Brunhilde Pomsel, shorthand writer, Nazi propaganda minister Joseph Goebbels
Having reached the ripe old age of 105, Ms. Pomsel has had a long time to muse upon her enabling role as a cipher in the machinery of Nazi Germany; more than that, she aided and abetted the process of diminishing Europe's Jews from human beings to disposable scum. In introspection she feels she did no more and no less than anyone else in her place might have done. Thinking of her need to be employed, to be comfortable and accepted, knowing that there was a cost in what she pursued and it was a cost borne by millions of persecuted, ultimately exterminated Jews.
She is considered to be the last witness of the processes by which the Nazi regime focused on its goal of genocidal intent, the mass extermination of a despised 'race' to whom all the ills of the world were attributed. This institutionalized, bitter racism took second place to nothing; given equal treatment to the equally vital work of leading the Axis powers to eventual victory over the Allies. Nazi Germany succeeded to a surprising degree in its annihilation of Europe's Jews, but the victory of conquest on the world stage eluded it.
Ms. Pomsel was born in 1911 Berlin, and for a while she was a stenographer working for a Jewish lawyer, then went on in her early 20s to work as a typist for a right-wing nationalist. Soon afterward connections helped her land a position in the broadcasting station of the Third Reich from which, nine years later, she transferred to the Ministry of Public Enlightenment and Propaganda where she worked under Goebbels. Goebbels, she recalled, was the mastermind, "an outstanding actor", the mastermind of denigration and hatred.
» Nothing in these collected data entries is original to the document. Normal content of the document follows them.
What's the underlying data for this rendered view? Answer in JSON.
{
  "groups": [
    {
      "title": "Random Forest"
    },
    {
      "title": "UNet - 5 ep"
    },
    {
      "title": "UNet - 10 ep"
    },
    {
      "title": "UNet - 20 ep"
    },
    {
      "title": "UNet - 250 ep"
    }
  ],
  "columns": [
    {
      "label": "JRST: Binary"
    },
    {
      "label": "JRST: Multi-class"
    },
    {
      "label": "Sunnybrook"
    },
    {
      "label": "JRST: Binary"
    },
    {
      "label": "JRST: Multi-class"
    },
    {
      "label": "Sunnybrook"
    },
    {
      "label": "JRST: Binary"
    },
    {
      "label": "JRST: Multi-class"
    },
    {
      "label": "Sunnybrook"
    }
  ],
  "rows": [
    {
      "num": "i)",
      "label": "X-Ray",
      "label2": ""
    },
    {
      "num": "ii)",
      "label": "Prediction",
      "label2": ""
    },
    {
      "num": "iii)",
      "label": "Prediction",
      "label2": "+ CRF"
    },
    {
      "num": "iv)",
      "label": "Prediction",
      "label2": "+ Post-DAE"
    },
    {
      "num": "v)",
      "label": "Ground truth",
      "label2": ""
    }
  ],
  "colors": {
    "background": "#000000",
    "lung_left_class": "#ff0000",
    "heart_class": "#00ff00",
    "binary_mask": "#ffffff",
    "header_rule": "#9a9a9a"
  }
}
She had never, she insists, had any inkling of the plan to exterminate Jews en masse for she was not privy to that information. Her eyes and ears were busy elsewhere. Knowing nothing about Nazi war crimes let alone mass killings she was simply a hard-working woman hoping to achieve some measure of success in her working life. She remains a still-living participant in a historical event of immense significance representing the capacity of ordinary people to live in an era of bloody murder on a vast industrialized scale, but seeing nothing, hearing nothing, knowing nothing.
Title: Insatiable
The lead article is on the Moscow show trials. The cartoon caption: “Far be it from the Jews to enslave a single people. Their goal is to devour the entire world.”
October 1936 (Issue #41)
Accepting whatever their government instituted, willing themselves to believe that Germany was fighting a just war against nations seeking to destroy it; living their lives with no curiosity whatever related to business that didn't touch them personally because they would not let it and to remain untouched one must know nothing. So that later, in self defence the 'nicht schuldig' response could exonerate one from any and all responsibility, even though their acceptance of what they felt they could not change meant that they were enablers of evil.
A film produced by four directors is the venue and vehicle in which Ms. Pomsel describes her experiences and her thoughts. "A German Life" premiered in June in Germany, full of archival material, quotes from the propaganda minister, and interviews with Ms. Pomsel. Its purpose, meant to remind the world of the barbarity that proceeded with utter impunity to rid the world of a pestilence masquerading as an ethnic, cultural, religious, historical group of people who refused to go gently into that dark night but succumbed nonetheless.
"The dangers are still alive. It could happen again."
"One of the main aims of the film is to have the audience question: How would I have reacted? What would I have done in her situation for a new step in my career?"